米Hewlett-Packard(HP)が米国時間3月4日に,データ・センター向けの冷却ソリューション「smart cooling solution」を発表した。「電力消費量を大幅に減らし,年間数100万ドルの経費削減が可能」(HP社)とする。

 HP社の研究所が開発した同ソリューションは,計算流体力学を応用し,データ・センター内の温度分布に関する3次元モデルを作成する。このモデルを使い,冷却に使う電力を最適化するようコンピューティング・リソースやエアコンの配置を決定する手法である。

 HP社サービス部門マーケティング/戦略/提携担当副社長のJuergen Rottler氏は,「強力なマイクロプロセサとシステムが増えるにしたがい,データセンターの熱密度が高まっている」と説明する。「データ・センター計画作業の一過程としてエネルギ効率の高い冷却手段を組み込めば,空間利用効率の改善,賃貸料の抑制,業務継続性の確保が図れる上,多くのデータ・センターで冷却コストを約25%削減できるだろう」(同氏)

 HP社によると,同ソリューションにかかるサービス・コストは,電量消費を節約した分でまかなえるという。「たとえば,3万平方フィート(約2787平方メートル)のデータ・センターに1000台のラックがあり,コンピューティング・インフラの運用に10MWの電力を消費し,熱の分散/除去にその半分の5MWを使っているとする。電力コストが毎時1MW当たり100ドルの場合,冷却だけで1年間に最大400万ドルかかることになる。この規模のデータ・センターでは冷却コストを25%,つまり年間100万ドル節約できる」(同社)
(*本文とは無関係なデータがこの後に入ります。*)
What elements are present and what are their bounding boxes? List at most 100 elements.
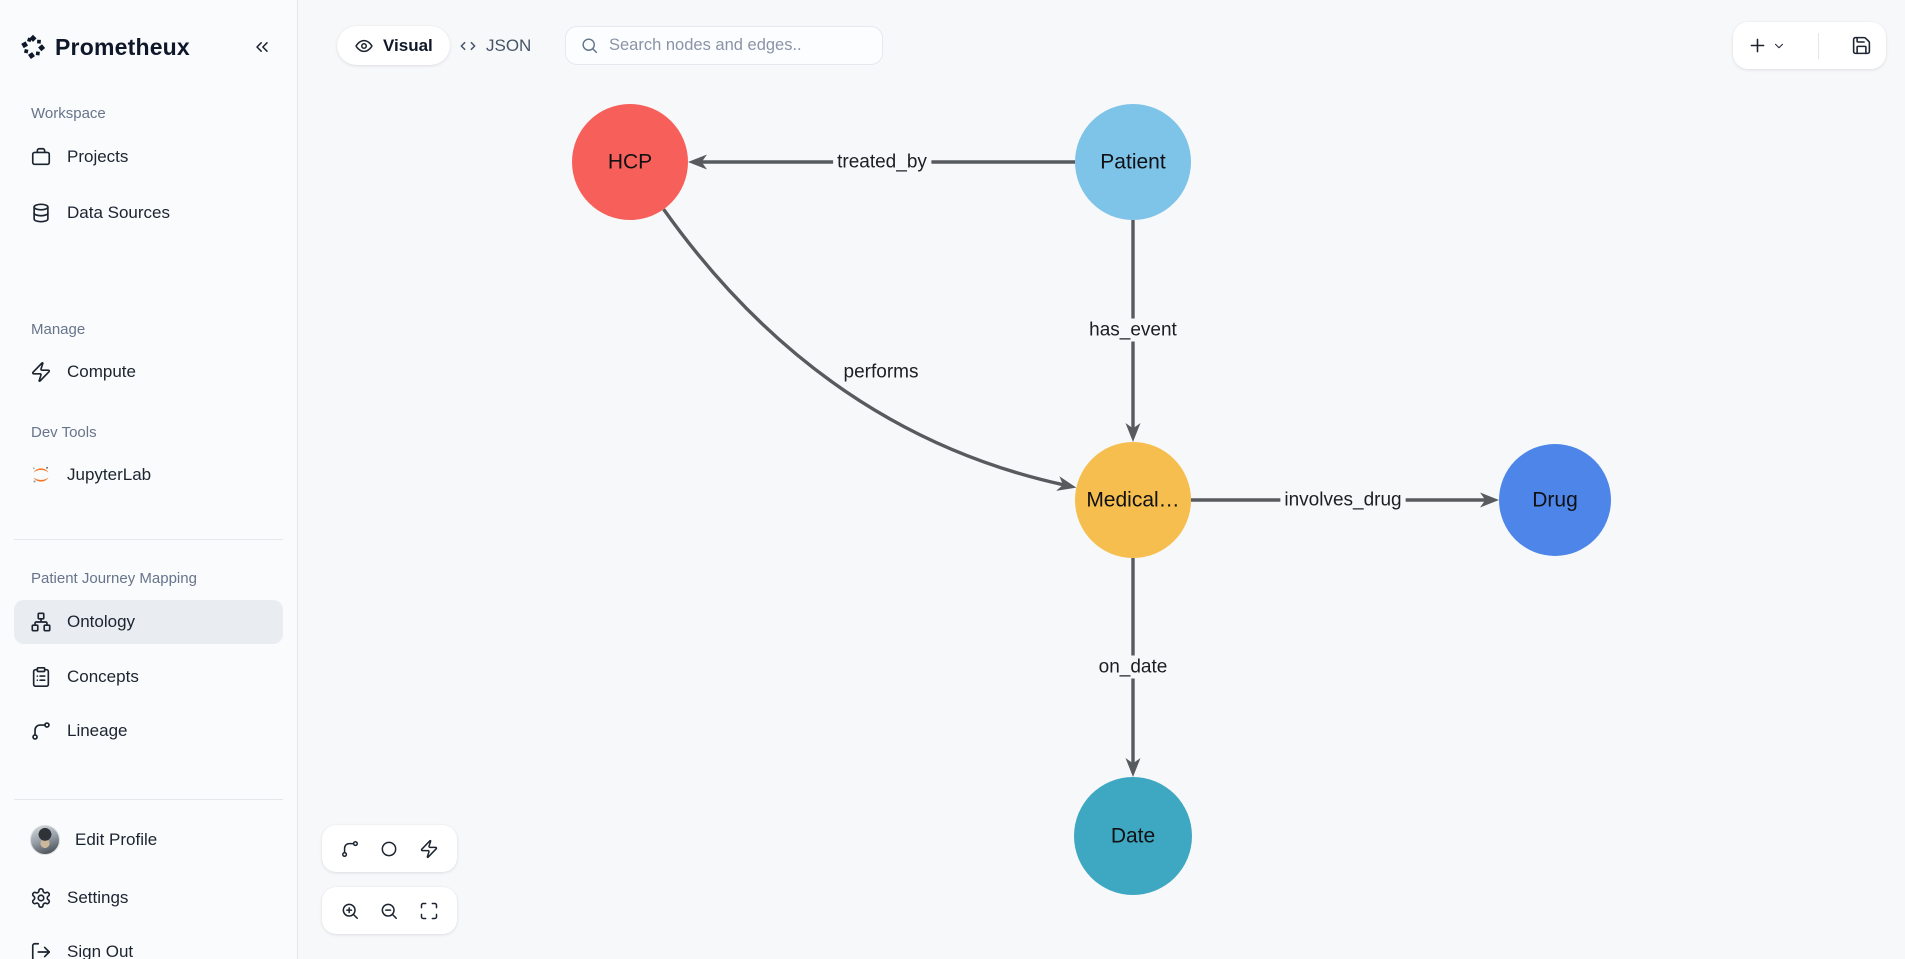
sidebar-divider [14, 799, 283, 800]
route-icon [30, 720, 52, 742]
fit-view-icon [420, 902, 438, 919]
edge-arrowhead [1056, 476, 1077, 491]
edge-arrowhead [1125, 423, 1141, 442]
sidebar-item-lineage[interactable]: Lineage [14, 709, 283, 753]
database-icon [30, 202, 52, 224]
code-icon [460, 41, 476, 50]
avatar [30, 825, 60, 855]
tab-json[interactable]: JSON [448, 26, 541, 65]
zoom-in-button[interactable] [333, 894, 367, 928]
graph-mode-toolbar [322, 825, 457, 872]
save-button[interactable] [1851, 35, 1872, 56]
edge-arrowhead [688, 154, 707, 170]
graph-node-date[interactable] [1074, 777, 1192, 895]
edge-label-halo [1280, 488, 1406, 512]
sidebar-item-edit-profile[interactable]: Edit Profile [14, 818, 283, 862]
graph-node-label-drug: Drug [1532, 489, 1578, 512]
add-node-icon [1750, 38, 1765, 53]
zoom-out-button[interactable] [372, 894, 406, 928]
prometheux-logo-icon [21, 34, 46, 60]
sidebar-item-label: Lineage [67, 721, 128, 740]
graph-node-label-patient: Patient [1100, 151, 1166, 174]
section-label-dev-tools: Dev Tools [31, 424, 97, 441]
app-title: Prometheux [55, 33, 190, 60]
zoom-toolbar [322, 887, 457, 934]
sidebar-collapse-button[interactable] [247, 32, 277, 62]
physics-button[interactable] [412, 832, 446, 866]
logout-icon [30, 941, 52, 959]
search-box [565, 26, 883, 65]
graph-node-hcp[interactable] [572, 104, 688, 220]
section-label-patient-journey-mapping: Patient Journey Mapping [31, 570, 197, 587]
edge-arrowhead [1125, 758, 1141, 777]
layout-mode-button[interactable] [333, 832, 367, 866]
chevrons-left-icon [256, 42, 268, 52]
sidebar-item-jupyterlab[interactable]: JupyterLab [14, 453, 283, 497]
edge-label-halo [833, 150, 932, 174]
add-node-button[interactable] [1747, 35, 1786, 56]
graph-node-patient[interactable] [1075, 104, 1191, 220]
section-label-workspace: Workspace [31, 105, 106, 122]
sidebar: Prometheux Workspace Projects Data Sourc… [0, 0, 298, 959]
sidebar-item-label: Projects [67, 147, 129, 166]
circle-layout-button[interactable] [372, 832, 406, 866]
canvas-topbar: Visual JSON [298, 0, 1905, 80]
sidebar-item-label: Sign Out [67, 942, 134, 959]
sidebar-item-label: Ontology [67, 612, 136, 631]
route-icon [341, 840, 358, 857]
edge-label-halo [1094, 655, 1172, 679]
zoom-in-icon [342, 903, 358, 919]
edge-arrowhead [1480, 492, 1499, 508]
sidebar-item-sign-out[interactable]: Sign Out [14, 930, 283, 959]
clipboard-icon [30, 666, 52, 688]
circle-icon [382, 841, 397, 856]
ontology-graph: treated_by has_event performs involves_drug… [572, 104, 1611, 895]
edge-label-halo [1085, 318, 1182, 342]
actions-divider [1818, 32, 1819, 59]
sidebar-item-label: JupyterLab [67, 465, 152, 484]
sidebar-item-projects[interactable]: Projects [14, 135, 283, 179]
sitemap-icon [30, 611, 52, 633]
briefcase-icon [30, 146, 52, 168]
edge-label-has_event: has_event [1089, 320, 1177, 341]
ontology-canvas: treated_by has_event performs involves_drug… [298, 0, 1905, 959]
gear-icon [30, 887, 52, 909]
tab-visual[interactable]: Visual [337, 26, 450, 65]
sidebar-item-label: Concepts [67, 667, 139, 686]
graph-edge-performs[interactable] [662, 208, 1065, 487]
search-input[interactable] [609, 36, 868, 55]
sidebar-item-settings[interactable]: Settings [14, 876, 283, 920]
sidebar-item-label: Data Sources [67, 203, 170, 222]
sidebar-item-label: Edit Profile [75, 830, 158, 849]
graph-node-drug[interactable] [1499, 444, 1611, 556]
graph-node-label-medical: Medical… [1086, 489, 1179, 512]
edge-label-on_date: on_date [1099, 657, 1168, 678]
sidebar-item-data-sources[interactable]: Data Sources [14, 191, 283, 235]
tab-json-label: JSON [486, 35, 532, 55]
sidebar-item-compute[interactable]: Compute [14, 350, 283, 394]
fit-view-button[interactable] [412, 894, 446, 928]
jupyter-icon [30, 464, 52, 486]
logo-row: Prometheux [0, 30, 297, 64]
zap-icon [30, 361, 52, 383]
edge-label-halo [839, 360, 923, 384]
tab-visual-label: Visual [383, 35, 433, 55]
edge-label-performs: performs [844, 362, 919, 383]
save-icon [1852, 36, 1871, 55]
sidebar-divider [14, 539, 283, 540]
graph-node-medical[interactable] [1075, 442, 1191, 558]
sidebar-item-concepts[interactable]: Concepts [14, 655, 283, 699]
graph-node-label-hcp: HCP [608, 151, 652, 174]
section-label-manage: Manage [31, 321, 86, 338]
zap-icon [420, 839, 438, 858]
edge-label-involves_drug: involves_drug [1284, 490, 1401, 511]
sidebar-item-label: Compute [67, 362, 136, 381]
sidebar-item-ontology[interactable]: Ontology [14, 600, 283, 644]
zoom-out-icon [382, 903, 398, 919]
edge-label-treated_by: treated_by [837, 152, 927, 173]
graph-node-label-date: Date [1111, 825, 1155, 848]
sidebar-item-label: Settings [67, 888, 129, 907]
search-icon [582, 38, 598, 54]
eye-icon [355, 39, 373, 52]
canvas-actions [1733, 22, 1886, 69]
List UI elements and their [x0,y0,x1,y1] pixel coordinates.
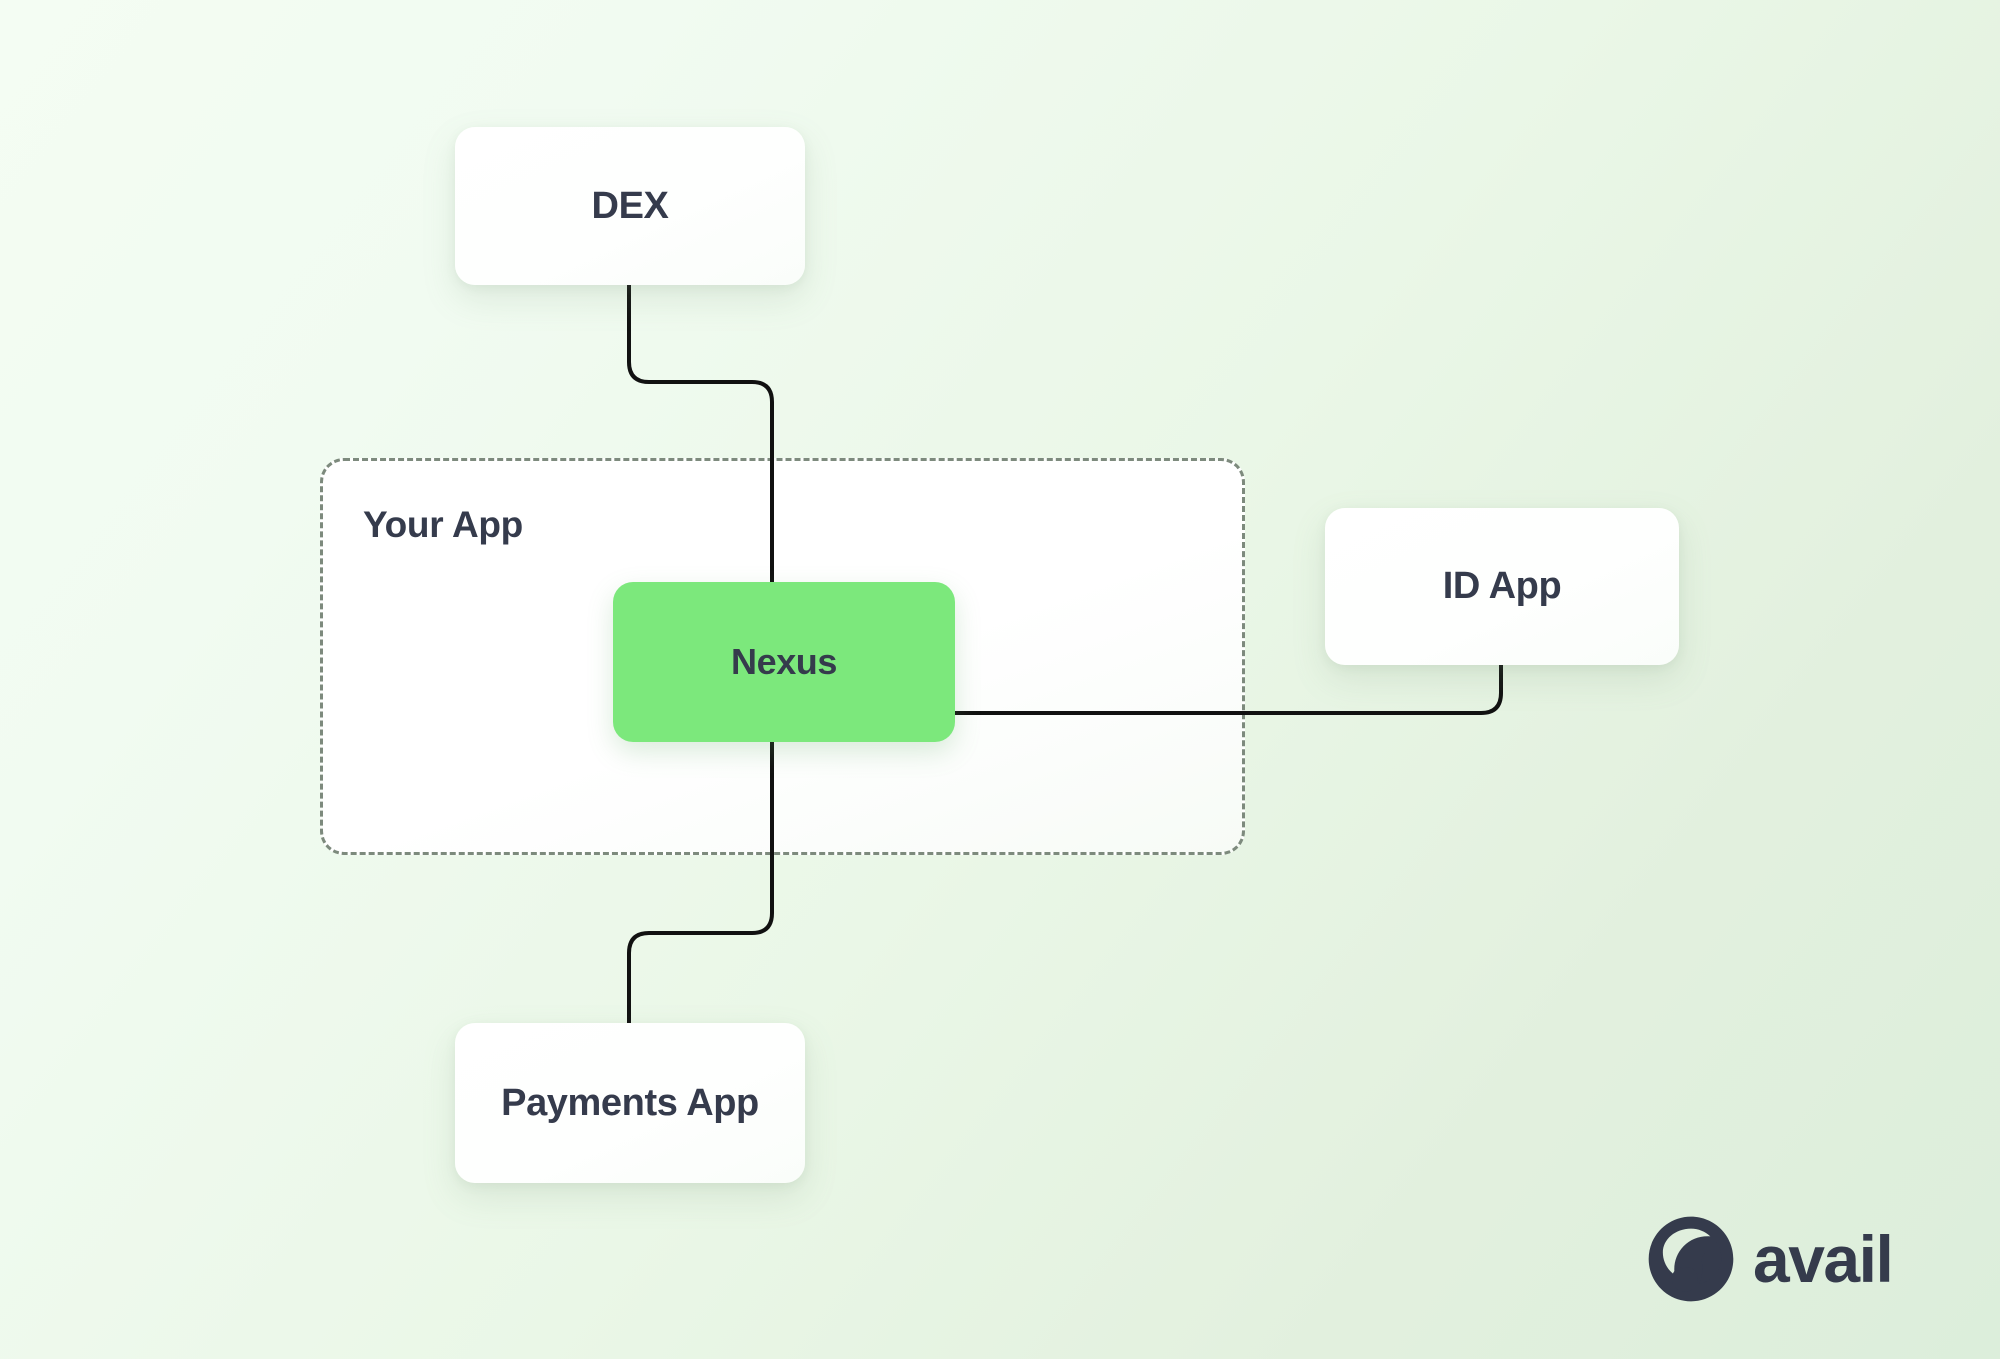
node-payments-app-label: Payments App [501,1081,759,1124]
node-dex-label: DEX [591,184,669,227]
node-id-app[interactable]: ID App [1325,508,1679,665]
your-app-group-label: Your App [363,504,523,545]
avail-swirl-logo-icon [1648,1216,1734,1302]
avail-brand-logo: avail [1645,1213,1894,1305]
node-dex[interactable]: DEX [455,127,805,285]
avail-wordmark: avail [1753,1222,1894,1296]
node-nexus-label: Nexus [730,641,838,682]
node-id-app-label: ID App [1442,565,1562,607]
node-nexus[interactable]: Nexus [613,582,955,742]
node-payments-app[interactable]: Payments App [455,1023,805,1183]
 なお同社の研究所では,静的な冷却ソリューションに加え,動的なsmart cooling solutionについての研究も進めている。「動的なsmart coolingでは,データ・センター運用中の演算負荷の増減に応じ,冷却の必要なときに,必要な場所を直接冷やすようにする」(HP社研究所主任科学者のChandrakant Patel氏)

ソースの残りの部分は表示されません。